Das alles war nicht so wichtig wie das Schicksal der Jane Morefield. Ihr wollte der Butler nun aus der Patsche helfen. Er konnte nur hoffen, daß die junge Amerikanerin noch unter dem Temple-Kino festgehalten wurde.
Nach kurzem Fußmarsch bog der Butler von der Aberdeen Island Road in die Hu Pei Street ein. Heulend und pfeifend schlug ihm der Sturm entgegen und drückte ihn gegen die Häuserwände. Die Reklametafeln knarrten und wehten im Wind. Dachziegel segelten als gefährliche Wurfgeschosse durch die Dunkelheit. Die meisten Straßenlaternen waren vom Sturm längst zertrümmert worden.

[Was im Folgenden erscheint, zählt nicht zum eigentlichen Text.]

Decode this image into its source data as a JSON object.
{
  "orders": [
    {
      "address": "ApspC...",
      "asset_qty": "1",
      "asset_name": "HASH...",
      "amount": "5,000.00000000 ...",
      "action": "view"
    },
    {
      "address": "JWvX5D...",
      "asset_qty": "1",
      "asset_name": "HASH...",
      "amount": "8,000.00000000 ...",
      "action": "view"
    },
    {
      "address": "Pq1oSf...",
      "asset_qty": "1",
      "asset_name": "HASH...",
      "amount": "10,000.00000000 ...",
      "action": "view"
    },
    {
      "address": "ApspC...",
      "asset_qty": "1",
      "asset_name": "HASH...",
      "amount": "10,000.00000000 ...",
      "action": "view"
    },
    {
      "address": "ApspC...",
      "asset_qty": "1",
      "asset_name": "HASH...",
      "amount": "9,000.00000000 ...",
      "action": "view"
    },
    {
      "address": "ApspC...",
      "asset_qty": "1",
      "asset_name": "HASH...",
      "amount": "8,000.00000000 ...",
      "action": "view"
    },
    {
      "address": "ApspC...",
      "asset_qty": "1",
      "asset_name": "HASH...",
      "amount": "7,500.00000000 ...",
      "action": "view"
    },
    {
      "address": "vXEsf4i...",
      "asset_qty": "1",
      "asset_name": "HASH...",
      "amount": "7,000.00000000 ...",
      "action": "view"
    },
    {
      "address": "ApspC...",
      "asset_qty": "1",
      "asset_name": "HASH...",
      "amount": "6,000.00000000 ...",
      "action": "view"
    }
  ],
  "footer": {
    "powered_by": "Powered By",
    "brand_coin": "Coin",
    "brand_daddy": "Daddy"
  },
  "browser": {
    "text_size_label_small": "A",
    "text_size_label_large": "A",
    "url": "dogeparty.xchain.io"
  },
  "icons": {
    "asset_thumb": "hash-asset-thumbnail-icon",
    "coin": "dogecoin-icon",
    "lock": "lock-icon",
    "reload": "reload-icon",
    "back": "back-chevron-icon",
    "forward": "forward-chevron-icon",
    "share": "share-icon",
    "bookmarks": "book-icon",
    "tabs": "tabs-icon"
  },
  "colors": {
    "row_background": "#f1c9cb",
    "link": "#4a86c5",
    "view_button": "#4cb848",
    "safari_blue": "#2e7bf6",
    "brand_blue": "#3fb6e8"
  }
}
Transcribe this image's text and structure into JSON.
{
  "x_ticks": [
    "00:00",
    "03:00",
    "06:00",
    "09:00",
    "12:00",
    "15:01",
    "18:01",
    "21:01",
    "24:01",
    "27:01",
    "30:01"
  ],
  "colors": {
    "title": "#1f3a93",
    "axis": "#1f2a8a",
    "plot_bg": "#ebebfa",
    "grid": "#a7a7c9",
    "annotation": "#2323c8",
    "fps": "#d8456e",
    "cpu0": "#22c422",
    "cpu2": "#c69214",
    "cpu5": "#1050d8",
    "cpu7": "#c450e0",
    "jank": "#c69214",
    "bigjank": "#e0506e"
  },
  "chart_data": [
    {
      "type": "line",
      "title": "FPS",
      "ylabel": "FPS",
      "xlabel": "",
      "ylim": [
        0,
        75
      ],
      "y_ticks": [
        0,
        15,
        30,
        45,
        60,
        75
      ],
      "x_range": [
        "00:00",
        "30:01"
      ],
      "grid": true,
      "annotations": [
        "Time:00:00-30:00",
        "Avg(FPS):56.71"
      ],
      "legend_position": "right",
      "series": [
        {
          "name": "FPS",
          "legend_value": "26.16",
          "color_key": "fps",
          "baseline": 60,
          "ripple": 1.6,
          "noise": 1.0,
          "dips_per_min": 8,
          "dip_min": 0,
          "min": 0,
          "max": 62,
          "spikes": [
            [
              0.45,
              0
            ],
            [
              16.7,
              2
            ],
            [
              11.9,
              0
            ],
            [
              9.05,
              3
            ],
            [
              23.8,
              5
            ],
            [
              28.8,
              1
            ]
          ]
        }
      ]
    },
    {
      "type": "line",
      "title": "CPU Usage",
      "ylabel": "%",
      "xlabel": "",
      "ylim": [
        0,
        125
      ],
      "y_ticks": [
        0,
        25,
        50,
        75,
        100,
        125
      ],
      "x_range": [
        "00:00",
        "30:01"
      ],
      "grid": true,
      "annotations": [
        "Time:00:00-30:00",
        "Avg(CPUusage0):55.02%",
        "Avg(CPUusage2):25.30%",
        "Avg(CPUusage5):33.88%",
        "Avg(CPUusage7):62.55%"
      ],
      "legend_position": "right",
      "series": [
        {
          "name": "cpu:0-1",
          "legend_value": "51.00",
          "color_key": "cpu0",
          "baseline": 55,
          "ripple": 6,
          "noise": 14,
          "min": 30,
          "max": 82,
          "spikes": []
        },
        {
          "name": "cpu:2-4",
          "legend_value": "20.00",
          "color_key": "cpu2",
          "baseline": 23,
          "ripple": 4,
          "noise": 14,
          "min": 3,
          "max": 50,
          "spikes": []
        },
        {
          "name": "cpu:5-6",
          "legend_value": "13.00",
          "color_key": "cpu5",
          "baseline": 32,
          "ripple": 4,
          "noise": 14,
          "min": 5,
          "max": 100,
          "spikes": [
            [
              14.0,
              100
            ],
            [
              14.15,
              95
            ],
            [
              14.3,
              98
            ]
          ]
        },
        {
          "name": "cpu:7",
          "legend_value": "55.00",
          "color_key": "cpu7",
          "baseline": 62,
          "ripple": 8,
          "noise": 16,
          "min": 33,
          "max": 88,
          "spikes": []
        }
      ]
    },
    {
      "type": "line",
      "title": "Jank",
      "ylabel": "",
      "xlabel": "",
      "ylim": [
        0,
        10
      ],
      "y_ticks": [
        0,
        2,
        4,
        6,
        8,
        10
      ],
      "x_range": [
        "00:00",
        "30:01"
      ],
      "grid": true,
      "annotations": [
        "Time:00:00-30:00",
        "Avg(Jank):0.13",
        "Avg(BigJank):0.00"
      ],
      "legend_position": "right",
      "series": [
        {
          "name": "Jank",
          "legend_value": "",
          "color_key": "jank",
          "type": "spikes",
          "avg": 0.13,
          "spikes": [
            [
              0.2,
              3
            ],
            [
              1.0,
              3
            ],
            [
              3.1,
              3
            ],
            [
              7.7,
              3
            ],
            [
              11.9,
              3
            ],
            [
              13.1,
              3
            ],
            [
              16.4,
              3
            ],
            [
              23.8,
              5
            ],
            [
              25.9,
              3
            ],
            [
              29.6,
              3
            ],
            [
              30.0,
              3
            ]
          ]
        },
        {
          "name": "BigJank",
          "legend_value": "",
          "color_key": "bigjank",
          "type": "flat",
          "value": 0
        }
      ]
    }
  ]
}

Die hochgepeitschten Wogen donnerten gegen die Kaianlagen. Gischt und Salzregen drangen bis in die Hu Pei Street hinein. Von irgendwoher erklangen Warnsirenen.
Da war auch schon das bewußte Kino, von dem Miss Carrels gesprochen hatte. Die Leuchtreklame war erloschen und vom Sturm losgerissen worden. Windschief hing sie an der pompösen Fassade herunter.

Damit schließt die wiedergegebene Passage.